Com a suspensão de voos entre Portugal e Brasil prorrogada desta segunda-feira (15) até 1º de março, muitos brasileiros já enfrentam dificuldades financeiras para se manter em solo lusitano. Alguns, inclusive, precisam dormir na rua, pois não têm dinheiro para qualquer tipo de hospedagem.

A mineira Cindy Oliveira Romão enfrentou essa situação até ser acolhida por uma família de brasileiros em um apartamento em Lisboa. Ela trabalhava como cuidadora de idosos, mas perdeu o emprego após contrair COVID-19. Sem trabalho nem dinheiro, foi despejada do quarto que alugava por falta de pagamento. Mandou um e-mail para o Consulado-Geral do Brasil em Lisboa pedindo ajuda para regressar ao seu país, mas ainda não obteve resposta.

Por ter crédito em uma companhia aérea, ela possuía direito a uma passagem de volta para Campinas, inicialmente prevista para 6 de fevereiro, mas, com o decreto que entrou em vigor no dia 29 de janeiro suspendendo os voos em função do agravamento da pandemia, acabou ficando retida em Portugal.

Um novo decreto passou a vigorar nesta segunda-feira (15), renovando a suspensão.
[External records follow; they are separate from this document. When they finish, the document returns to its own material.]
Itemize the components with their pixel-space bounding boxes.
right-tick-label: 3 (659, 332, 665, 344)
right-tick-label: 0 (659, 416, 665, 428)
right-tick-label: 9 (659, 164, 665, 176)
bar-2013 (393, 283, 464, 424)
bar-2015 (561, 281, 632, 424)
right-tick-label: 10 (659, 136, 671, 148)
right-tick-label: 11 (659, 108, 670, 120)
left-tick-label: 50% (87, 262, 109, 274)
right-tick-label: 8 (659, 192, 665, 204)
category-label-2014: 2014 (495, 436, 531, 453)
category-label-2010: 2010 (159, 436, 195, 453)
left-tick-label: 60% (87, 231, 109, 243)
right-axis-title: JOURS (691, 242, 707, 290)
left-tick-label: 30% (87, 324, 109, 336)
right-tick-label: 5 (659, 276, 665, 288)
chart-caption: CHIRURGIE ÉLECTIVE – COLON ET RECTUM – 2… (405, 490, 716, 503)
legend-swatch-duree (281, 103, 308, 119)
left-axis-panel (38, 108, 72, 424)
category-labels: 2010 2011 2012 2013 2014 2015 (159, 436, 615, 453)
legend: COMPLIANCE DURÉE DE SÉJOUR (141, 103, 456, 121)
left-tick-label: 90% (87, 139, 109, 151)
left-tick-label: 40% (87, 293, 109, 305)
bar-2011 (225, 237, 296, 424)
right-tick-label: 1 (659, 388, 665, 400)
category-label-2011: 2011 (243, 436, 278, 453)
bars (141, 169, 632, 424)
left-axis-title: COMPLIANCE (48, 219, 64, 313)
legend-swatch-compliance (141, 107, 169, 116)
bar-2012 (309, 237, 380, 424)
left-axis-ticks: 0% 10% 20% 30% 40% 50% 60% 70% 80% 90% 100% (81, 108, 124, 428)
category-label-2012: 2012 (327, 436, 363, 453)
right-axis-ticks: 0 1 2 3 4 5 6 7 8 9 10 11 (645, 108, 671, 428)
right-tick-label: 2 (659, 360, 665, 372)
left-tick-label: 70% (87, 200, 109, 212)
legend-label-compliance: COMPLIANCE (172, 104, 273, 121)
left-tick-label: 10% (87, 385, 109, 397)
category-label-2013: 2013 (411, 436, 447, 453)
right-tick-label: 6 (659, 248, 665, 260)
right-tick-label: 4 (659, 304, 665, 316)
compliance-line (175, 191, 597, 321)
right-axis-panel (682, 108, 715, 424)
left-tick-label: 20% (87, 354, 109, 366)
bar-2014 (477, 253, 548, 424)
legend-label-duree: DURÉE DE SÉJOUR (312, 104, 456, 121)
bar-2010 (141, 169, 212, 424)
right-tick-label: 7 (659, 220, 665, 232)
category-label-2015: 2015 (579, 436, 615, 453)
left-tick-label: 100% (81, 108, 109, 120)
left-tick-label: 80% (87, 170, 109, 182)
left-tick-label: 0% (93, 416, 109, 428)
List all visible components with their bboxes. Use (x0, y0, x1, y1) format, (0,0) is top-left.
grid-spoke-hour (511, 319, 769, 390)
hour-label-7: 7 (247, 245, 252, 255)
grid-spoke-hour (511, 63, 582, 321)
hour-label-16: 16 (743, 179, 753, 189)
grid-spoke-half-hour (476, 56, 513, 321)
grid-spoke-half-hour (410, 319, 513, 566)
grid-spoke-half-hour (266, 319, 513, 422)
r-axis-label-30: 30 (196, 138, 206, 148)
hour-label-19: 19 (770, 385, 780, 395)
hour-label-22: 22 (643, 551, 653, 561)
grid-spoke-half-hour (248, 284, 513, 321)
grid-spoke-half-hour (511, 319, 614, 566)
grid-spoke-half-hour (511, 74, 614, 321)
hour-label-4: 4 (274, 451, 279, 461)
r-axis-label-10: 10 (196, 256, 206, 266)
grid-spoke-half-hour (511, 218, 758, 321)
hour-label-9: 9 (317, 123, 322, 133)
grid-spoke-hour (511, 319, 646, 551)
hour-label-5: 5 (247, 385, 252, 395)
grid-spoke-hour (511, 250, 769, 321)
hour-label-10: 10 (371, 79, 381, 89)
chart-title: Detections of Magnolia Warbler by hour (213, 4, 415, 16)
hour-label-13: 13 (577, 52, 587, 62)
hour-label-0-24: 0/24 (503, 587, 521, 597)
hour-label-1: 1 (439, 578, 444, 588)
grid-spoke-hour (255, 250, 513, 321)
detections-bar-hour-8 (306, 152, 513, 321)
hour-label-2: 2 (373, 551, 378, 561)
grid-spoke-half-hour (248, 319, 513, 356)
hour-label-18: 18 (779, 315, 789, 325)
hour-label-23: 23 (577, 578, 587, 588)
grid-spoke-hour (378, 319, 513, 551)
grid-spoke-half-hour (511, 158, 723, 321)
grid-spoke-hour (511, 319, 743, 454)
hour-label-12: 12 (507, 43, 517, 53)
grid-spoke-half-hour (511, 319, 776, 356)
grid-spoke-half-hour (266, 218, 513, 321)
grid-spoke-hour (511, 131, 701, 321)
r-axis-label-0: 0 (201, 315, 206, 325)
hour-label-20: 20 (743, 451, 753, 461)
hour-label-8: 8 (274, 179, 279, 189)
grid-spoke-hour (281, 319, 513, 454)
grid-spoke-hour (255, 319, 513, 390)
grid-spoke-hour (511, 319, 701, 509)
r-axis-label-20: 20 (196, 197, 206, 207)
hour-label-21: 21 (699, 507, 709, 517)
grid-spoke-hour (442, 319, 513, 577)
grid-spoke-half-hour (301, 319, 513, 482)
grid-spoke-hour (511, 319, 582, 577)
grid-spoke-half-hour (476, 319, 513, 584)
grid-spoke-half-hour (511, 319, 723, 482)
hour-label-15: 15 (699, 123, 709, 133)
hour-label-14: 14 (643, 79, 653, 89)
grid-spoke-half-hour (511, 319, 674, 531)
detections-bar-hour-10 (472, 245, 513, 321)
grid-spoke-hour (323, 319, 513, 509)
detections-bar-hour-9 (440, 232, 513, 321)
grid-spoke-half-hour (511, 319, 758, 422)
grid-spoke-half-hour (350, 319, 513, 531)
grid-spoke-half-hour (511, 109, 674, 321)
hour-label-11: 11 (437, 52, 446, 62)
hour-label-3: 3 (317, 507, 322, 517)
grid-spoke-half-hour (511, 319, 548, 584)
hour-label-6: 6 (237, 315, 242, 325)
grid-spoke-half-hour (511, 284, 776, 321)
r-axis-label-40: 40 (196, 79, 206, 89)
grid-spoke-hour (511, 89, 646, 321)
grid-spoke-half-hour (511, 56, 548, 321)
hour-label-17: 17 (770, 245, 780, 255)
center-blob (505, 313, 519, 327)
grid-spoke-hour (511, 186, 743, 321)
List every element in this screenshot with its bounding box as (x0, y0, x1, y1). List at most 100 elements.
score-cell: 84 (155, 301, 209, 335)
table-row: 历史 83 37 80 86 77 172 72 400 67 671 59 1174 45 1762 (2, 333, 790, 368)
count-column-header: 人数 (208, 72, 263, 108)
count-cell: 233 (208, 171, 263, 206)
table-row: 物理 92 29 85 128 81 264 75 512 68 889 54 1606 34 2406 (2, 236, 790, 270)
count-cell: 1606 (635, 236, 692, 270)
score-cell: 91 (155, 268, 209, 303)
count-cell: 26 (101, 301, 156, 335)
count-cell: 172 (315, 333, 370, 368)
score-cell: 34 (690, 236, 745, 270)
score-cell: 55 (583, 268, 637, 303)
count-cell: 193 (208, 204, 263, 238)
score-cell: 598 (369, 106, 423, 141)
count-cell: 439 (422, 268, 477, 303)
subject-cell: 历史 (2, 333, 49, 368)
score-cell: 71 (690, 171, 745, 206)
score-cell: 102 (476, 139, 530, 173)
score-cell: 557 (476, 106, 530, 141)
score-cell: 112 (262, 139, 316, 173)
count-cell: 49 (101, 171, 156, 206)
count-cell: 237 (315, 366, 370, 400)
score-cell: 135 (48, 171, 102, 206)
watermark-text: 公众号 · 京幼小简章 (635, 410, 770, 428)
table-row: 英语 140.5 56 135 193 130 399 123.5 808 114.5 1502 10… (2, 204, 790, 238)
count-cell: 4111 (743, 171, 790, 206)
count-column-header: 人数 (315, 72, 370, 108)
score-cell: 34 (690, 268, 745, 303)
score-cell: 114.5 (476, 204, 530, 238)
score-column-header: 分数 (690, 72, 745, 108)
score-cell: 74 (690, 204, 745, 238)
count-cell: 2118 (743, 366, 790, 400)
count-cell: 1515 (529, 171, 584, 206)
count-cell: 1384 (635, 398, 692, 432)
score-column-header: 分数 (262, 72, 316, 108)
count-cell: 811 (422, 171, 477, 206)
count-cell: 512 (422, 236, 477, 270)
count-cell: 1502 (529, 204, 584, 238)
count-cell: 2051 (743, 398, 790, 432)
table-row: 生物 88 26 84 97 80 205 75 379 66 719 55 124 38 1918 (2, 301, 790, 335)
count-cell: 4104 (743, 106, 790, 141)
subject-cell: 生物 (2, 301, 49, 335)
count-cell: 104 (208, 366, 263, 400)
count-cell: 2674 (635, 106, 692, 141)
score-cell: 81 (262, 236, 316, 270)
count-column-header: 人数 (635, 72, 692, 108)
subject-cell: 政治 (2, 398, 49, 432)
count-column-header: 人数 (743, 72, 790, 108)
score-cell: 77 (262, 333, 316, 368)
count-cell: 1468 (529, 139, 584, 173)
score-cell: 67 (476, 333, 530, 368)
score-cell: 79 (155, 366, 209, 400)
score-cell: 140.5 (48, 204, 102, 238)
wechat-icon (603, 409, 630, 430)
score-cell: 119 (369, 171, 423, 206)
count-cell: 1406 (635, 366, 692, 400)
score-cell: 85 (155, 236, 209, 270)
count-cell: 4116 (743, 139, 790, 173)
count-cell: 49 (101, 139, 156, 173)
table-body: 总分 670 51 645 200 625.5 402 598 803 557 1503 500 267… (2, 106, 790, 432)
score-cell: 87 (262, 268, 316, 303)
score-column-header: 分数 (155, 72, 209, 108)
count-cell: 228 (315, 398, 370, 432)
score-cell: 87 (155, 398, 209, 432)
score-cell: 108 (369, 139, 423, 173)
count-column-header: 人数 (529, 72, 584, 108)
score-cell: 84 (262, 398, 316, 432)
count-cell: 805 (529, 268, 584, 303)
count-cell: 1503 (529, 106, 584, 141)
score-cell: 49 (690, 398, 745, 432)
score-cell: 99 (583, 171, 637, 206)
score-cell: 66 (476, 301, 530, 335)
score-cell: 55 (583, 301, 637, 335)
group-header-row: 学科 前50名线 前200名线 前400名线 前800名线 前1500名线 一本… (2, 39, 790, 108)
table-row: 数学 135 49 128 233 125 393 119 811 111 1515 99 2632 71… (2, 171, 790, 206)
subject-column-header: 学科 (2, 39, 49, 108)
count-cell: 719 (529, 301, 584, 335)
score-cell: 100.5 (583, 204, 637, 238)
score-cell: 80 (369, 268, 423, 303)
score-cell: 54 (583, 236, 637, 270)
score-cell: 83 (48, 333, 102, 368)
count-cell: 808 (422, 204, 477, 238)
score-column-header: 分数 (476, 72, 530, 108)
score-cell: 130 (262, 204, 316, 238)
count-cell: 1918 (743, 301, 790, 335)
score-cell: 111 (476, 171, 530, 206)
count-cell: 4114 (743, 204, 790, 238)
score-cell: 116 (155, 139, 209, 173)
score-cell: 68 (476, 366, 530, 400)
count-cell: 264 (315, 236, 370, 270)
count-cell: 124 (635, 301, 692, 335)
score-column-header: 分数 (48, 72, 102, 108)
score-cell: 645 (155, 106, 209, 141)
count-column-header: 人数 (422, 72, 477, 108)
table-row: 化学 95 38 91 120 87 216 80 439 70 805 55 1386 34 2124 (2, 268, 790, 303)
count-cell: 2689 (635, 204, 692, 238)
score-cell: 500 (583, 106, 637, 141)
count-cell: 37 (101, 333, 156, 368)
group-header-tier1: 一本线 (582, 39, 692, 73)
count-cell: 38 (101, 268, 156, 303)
Cindy chegou a entrar em contato com o Centro Nacional de Apoio à Integração de Migrantes (CNAIM), mas também não teve êxito

Associação Brasileira em Portugal pede apoio ao Exército

Cindy não é a única nessa situação. Uma lista de mais de 340 brasileiros que tentam regressar para casa foi encaminhada pela Associação Brasileira em Portugal (ABP) ao Exército do Brasil na manhã desta terça-feira (16). No ofício dirigido ao general Eduardo Antônio Fernandes, do Comando Militar do Sudeste, Ricardo Amaral Pessôa, presidente da ABP, pede o apoio das Forças Armadas.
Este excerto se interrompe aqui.